Effects on regions with heterogeneous tax evasion propensity
After having secured enough evidence on H1 and H2, we test H3 and H4. Given that we cannot observe cash demand and tax evasion at the individual economic agent level, we exploit variation across Italian regions in terms of tax evasion propensity to see whether changes in bank data visibility and cash thresholds had a higher impact on cash demand in regions with higher or lower propensity to evade taxes. Finding higher effects in regions where tax evasion is higher (lower) would support the idea that higher cash demand following policy implementation is driven by evaders’ (compliers’) behavior.

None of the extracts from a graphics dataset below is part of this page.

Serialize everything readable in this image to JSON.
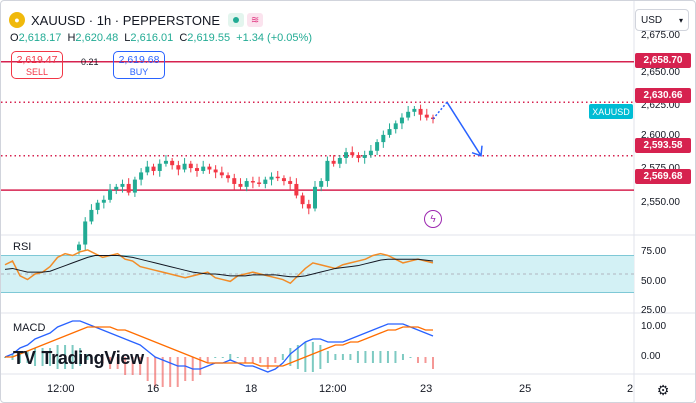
{
  "header": {
    "title": "XAUUSD · 1h · PEPPERSTONE",
    "symbol_icon": "gold-coin-icon",
    "status_dot_icon": "market-open-dot-icon",
    "wave_icon": "replay-wave-icon"
  },
  "ohlc": {
    "o_label": "O",
    "o_value": "2,618.17",
    "h_label": "H",
    "h_value": "2,620.48",
    "l_label": "L",
    "l_value": "2,616.01",
    "c_label": "C",
    "c_value": "2,619.55",
    "change": "+1.34 (+0.05%)"
  },
  "trade": {
    "sell_price": "2,619.47",
    "sell_label": "SELL",
    "spread": "0.21",
    "buy_price": "2,619.68",
    "buy_label": "BUY"
  },
  "currency_selector": {
    "label": "USD",
    "icon": "chevron-down-icon"
  },
  "price_axis": {
    "labels": [
      "2,675.00",
      "2,650.00",
      "2,625.00",
      "2,600.00",
      "2,575.00",
      "2,550.00"
    ],
    "level_tags": [
      "2,658.70",
      "2,630.66",
      "2,593.58",
      "2,569.68"
    ],
    "symbol_tag": "XAUUSD"
  },
  "rsi": {
    "label": "RSI",
    "axis": [
      "75.00",
      "50.00",
      "25.00"
    ]
  },
  "macd": {
    "label": "MACD",
    "axis": [
      "10.00",
      "0.00"
    ]
  },
  "time_axis": [
    "12:00",
    "16",
    "18",
    "12:00",
    "23",
    "25",
    "2"
  ],
  "branding": {
    "logo_text": "TradingView",
    "logo_mark": "TV",
    "settings_icon": "gear-icon",
    "alert_icon": "lightning-bolt-icon"
  },
  "colors": {
    "up": "#22ab94",
    "down": "#f23645",
    "level": "#d6224f",
    "arrow": "#2962ff",
    "rsi_line": "#f28c28",
    "rsi_ma": "#131722",
    "rsi_band": "#d3f1f5",
    "macd_line": "#2962ff",
    "signal_line": "#ff6d00"
  },
  "chart_data": {
    "type": "candlestick",
    "price_levels": [
      2658.7,
      2630.66,
      2593.58,
      2569.68
    ],
    "ylim": [
      2540,
      2680
    ],
    "candles_close": [
      2532,
      2548,
      2556,
      2561,
      2563,
      2570,
      2572,
      2574,
      2568,
      2577,
      2582,
      2586,
      2583,
      2588,
      2590,
      2587,
      2584,
      2588,
      2585,
      2583,
      2586,
      2584,
      2582,
      2580,
      2578,
      2574,
      2572,
      2576,
      2575,
      2574,
      2577,
      2579,
      2578,
      2576,
      2574,
      2566,
      2560,
      2557,
      2572,
      2576,
      2590,
      2588,
      2592,
      2596,
      2594,
      2592,
      2594,
      2597,
      2603,
      2608,
      2612,
      2616,
      2620,
      2624,
      2626,
      2622,
      2620,
      2619
    ],
    "projection": {
      "from": 2630.66,
      "to": 2593.58
    },
    "rsi_values": [
      60,
      64,
      48,
      44,
      50,
      52,
      58,
      68,
      72,
      70,
      74,
      76,
      72,
      68,
      70,
      72,
      66,
      64,
      58,
      56,
      54,
      52,
      50,
      48,
      46,
      48,
      50,
      52,
      46,
      44,
      42,
      48,
      50,
      52,
      50,
      48,
      46,
      44,
      40,
      48,
      56,
      62,
      60,
      58,
      56,
      60,
      62,
      64,
      66,
      70,
      72,
      70,
      66,
      62,
      64,
      66,
      64,
      62
    ],
    "rsi_ma": [
      55,
      56,
      54,
      52,
      52,
      52,
      53,
      56,
      59,
      62,
      65,
      68,
      70,
      70,
      70,
      70,
      69,
      68,
      66,
      64,
      62,
      60,
      58,
      56,
      54,
      52,
      51,
      50,
      50,
      49,
      48,
      48,
      48,
      49,
      49,
      49,
      49,
      48,
      47,
      47,
      48,
      50,
      52,
      54,
      56,
      57,
      58,
      59,
      61,
      63,
      65,
      66,
      66,
      66,
      66,
      66,
      65,
      64
    ],
    "macd_values": [
      0,
      1,
      3,
      4,
      6,
      7,
      8,
      10,
      11,
      12,
      12,
      11,
      10,
      9,
      8,
      7,
      6,
      5,
      4,
      2,
      0,
      -1,
      -2,
      -3,
      -3,
      -4,
      -4,
      -3,
      -2,
      -2,
      -1,
      -2,
      -3,
      -3,
      -4,
      -5,
      -4,
      -2,
      1,
      3,
      5,
      6,
      6,
      5,
      5,
      5,
      6,
      7,
      8,
      9,
      10,
      11,
      11,
      11,
      10,
      9,
      8,
      7
    ],
    "signal_values": [
      0,
      0,
      1,
      2,
      3,
      4,
      5,
      6,
      7,
      8,
      9,
      10,
      10,
      10,
      10,
      9,
      9,
      8,
      7,
      6,
      5,
      4,
      3,
      2,
      1,
      0,
      -1,
      -2,
      -2,
      -2,
      -2,
      -2,
      -2,
      -2,
      -3,
      -3,
      -3,
      -3,
      -2,
      -1,
      0,
      1,
      2,
      3,
      4,
      4,
      5,
      5,
      6,
      7,
      8,
      9,
      9,
      10,
      10,
      10,
      9,
      9
    ]
  }
}
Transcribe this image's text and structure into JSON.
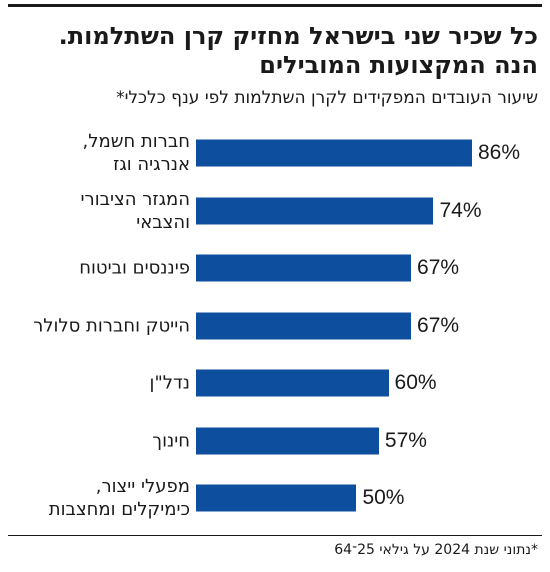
{
  "chart_data": {
    "type": "bar",
    "orientation": "horizontal",
    "title": "כל שכיר שני בישראל מחזיק קרן השתלמות. הנה המקצועות המובילים",
    "subtitle": "שיעור העובדים המפקידים לקרן השתלמות לפי ענף כלכלי*",
    "categories": [
      "חברות חשמל,\nאנרגיה וגז",
      "המגזר הציבורי\nוהצבאי",
      "פיננסים וביטוח",
      "הייטק וחברות סלולר",
      "נדל\"ן",
      "חינוך",
      "מפעלי ייצור,\nכימיקלים ומחצבות"
    ],
    "values": [
      86,
      74,
      67,
      67,
      60,
      57,
      50
    ],
    "value_labels": [
      "86%",
      "74%",
      "67%",
      "67%",
      "60%",
      "57%",
      "50%"
    ],
    "color": "#0d4e9e",
    "footnote": "*נתוני שנת 2024 על גילאי 25־64"
  }
}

Measures of tax evasion are notoriously imprecise, because of its intrinsic opacity. There are several ways to approximate tax evasion propensity and a long debate has been opened about how to measure unreported, non-observed, underground, illegal, informal, shadow, and unrecorded economies.32 Our goal here is not to contribute to this debate, but to find a reliable approximation that captures the main differences between Italian regions. A way to approximate tax evasion propensity is through the non-observed economy, for which an estimate at the regional level for the period under analysis is produced and used by reliable institutions in Italy, oppositely to other measurements. In addition, considering the non-observed economy allows us to capture cash demand of agents operating in the illegal and informal economies among the others (see the examples in Section A of the online appendix).